O legislador só pode dizer que dado fato ou aspecto factual não é tributável através de lei (princípio da legalidade). Se usar a lei constitucional, trata-se de imunidade, e se utilizar a lei infraconstitucional, cuida da isenção.
A doutrina, em peso, posiciona a imunidade no capítulo da competência. Pontes de Miranda preleciona: “A regra jurídica de imunidade é regra jurídica no plano da competência dos poderes públicos – obsta à atividade legislativa impositiva, retira ao corpo que cria impostos qualquer competência para pôr, na espécie.”
Bernardo Ribeiro de Moraes secunda-o: “Cabe à Carta Magna estabelecer a competência dos poderes tributantes.
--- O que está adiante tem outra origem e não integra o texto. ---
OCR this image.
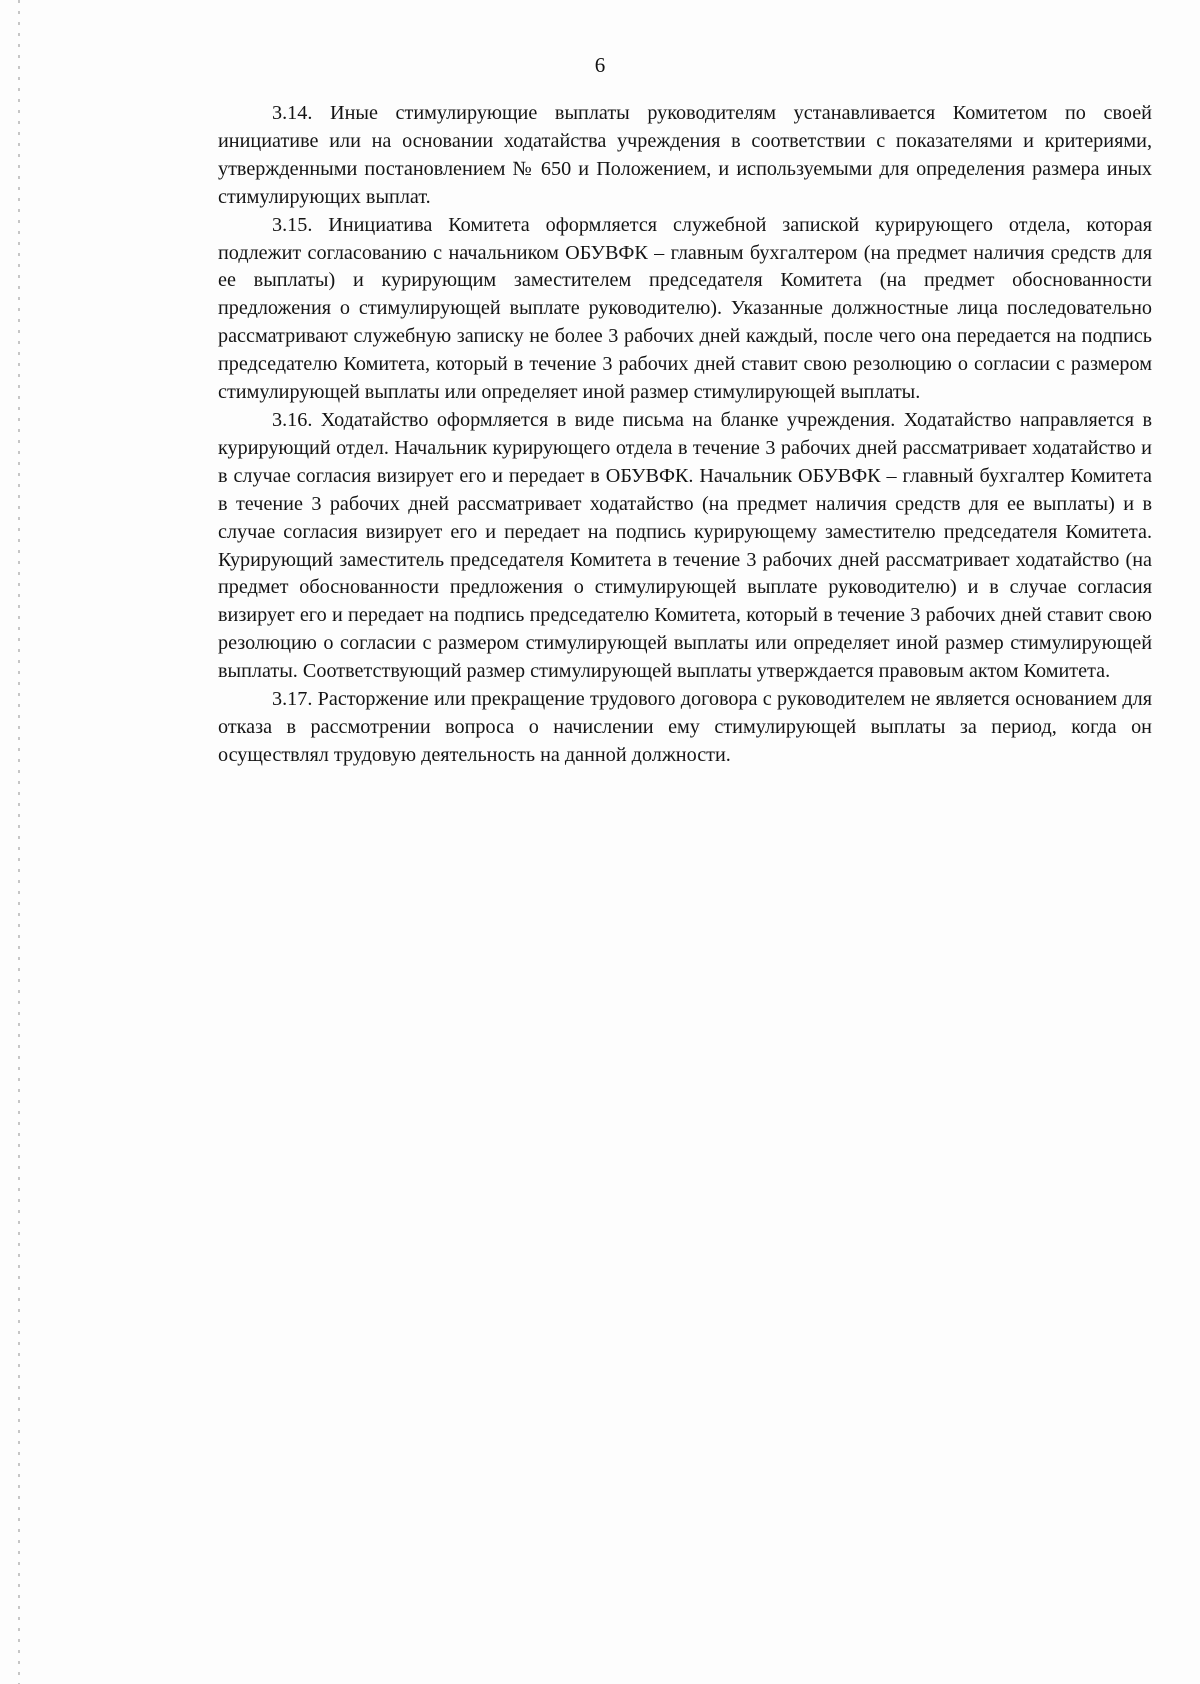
6

3.14. Иные стимулирующие выплаты руководителям устанавливается Комитетом по своей инициативе или на основании ходатайства учреждения в соответствии с показателями и критериями, утвержденными постановлением № 650 и Положением, и используемыми для определения размера иных стимулирующих выплат.

3.15. Инициатива Комитета оформляется служебной запиской курирующего отдела, которая подлежит согласованию с начальником ОБУВФК – главным бухгалтером (на предмет наличия средств для ее выплаты) и курирующим заместителем председателя Комитета (на предмет обоснованности предложения о стимулирующей выплате руководителю). Указанные должностные лица последовательно рассматривают служебную записку не более 3 рабочих дней каждый, после чего она передается на подпись председателю Комитета, который в течение 3 рабочих дней ставит свою резолюцию о согласии с размером стимулирующей выплаты или определяет иной размер стимулирующей выплаты.

3.16. Ходатайство оформляется в виде письма на бланке учреждения. Ходатайство направляется в курирующий отдел. Начальник курирующего отдела в течение 3 рабочих дней рассматривает ходатайство и в случае согласия визирует его и передает в ОБУВФК. Начальник ОБУВФК – главный бухгалтер Комитета в течение 3 рабочих дней рассматривает ходатайство (на предмет наличия средств для ее выплаты) и в случае согласия визирует его и передает на подпись курирующему заместителю председателя Комитета. Курирующий заместитель председателя Комитета в течение 3 рабочих дней рассматривает ходатайство (на предмет обоснованности предложения о стимулирующей выплате руководителю) и в случае согласия визирует его и передает на подпись председателю Комитета, который в течение 3 рабочих дней ставит свою резолюцию о согласии с размером стимулирующей выплаты или определяет иной размер стимулирующей выплаты. Соответствующий размер стимулирующей выплаты утверждается правовым актом Комитета.

3.17. Расторжение или прекращение трудового договора с руководителем не является основанием для отказа в рассмотрении вопроса о начислении ему стимулирующей выплаты за период, когда он осуществлял трудовую деятельность на данной должности.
Da mesma forma, cabe-lhe limitá-la, podendo, na entrega do poder impositivo, reduzir a competência tributária pela exclusão de certas pessoas, atos ou coisas, colocados fora da tributação.”
Aliomar Baleeiro, insigne e saudoso mestre, não discrepa: “As limitações constitucionais ao poder de tributar funcionam por meio de imunidades fiscais, isto é, disposições da Lei Maior que vedam ao legislador ordinário decretar impostos sobre certas pessoas, matérias ou fatos, enfim situações que define.”
Ataliba aduz que “imunidade é ontologicamente constitucional” e que “só a soberana Assembleia Constituinte pode estabelecer limitações e condições do exercício do poder tributário.”
Ulhôa Canto reforça-o com dizer que: “Imunidade é a impossibilidade de incidência que decorre de uma proibição imanente, porque constitucional… Portanto é tipicamente uma limitação à competência tributária que a União, os Estados, o Distrito Federal e os Municípios sofrem por força da Carta Magna, porque os setores a eles reservados na partilha de competência impositiva já lhes são confiados com exclusão desses fatos, atos ou pessoas.”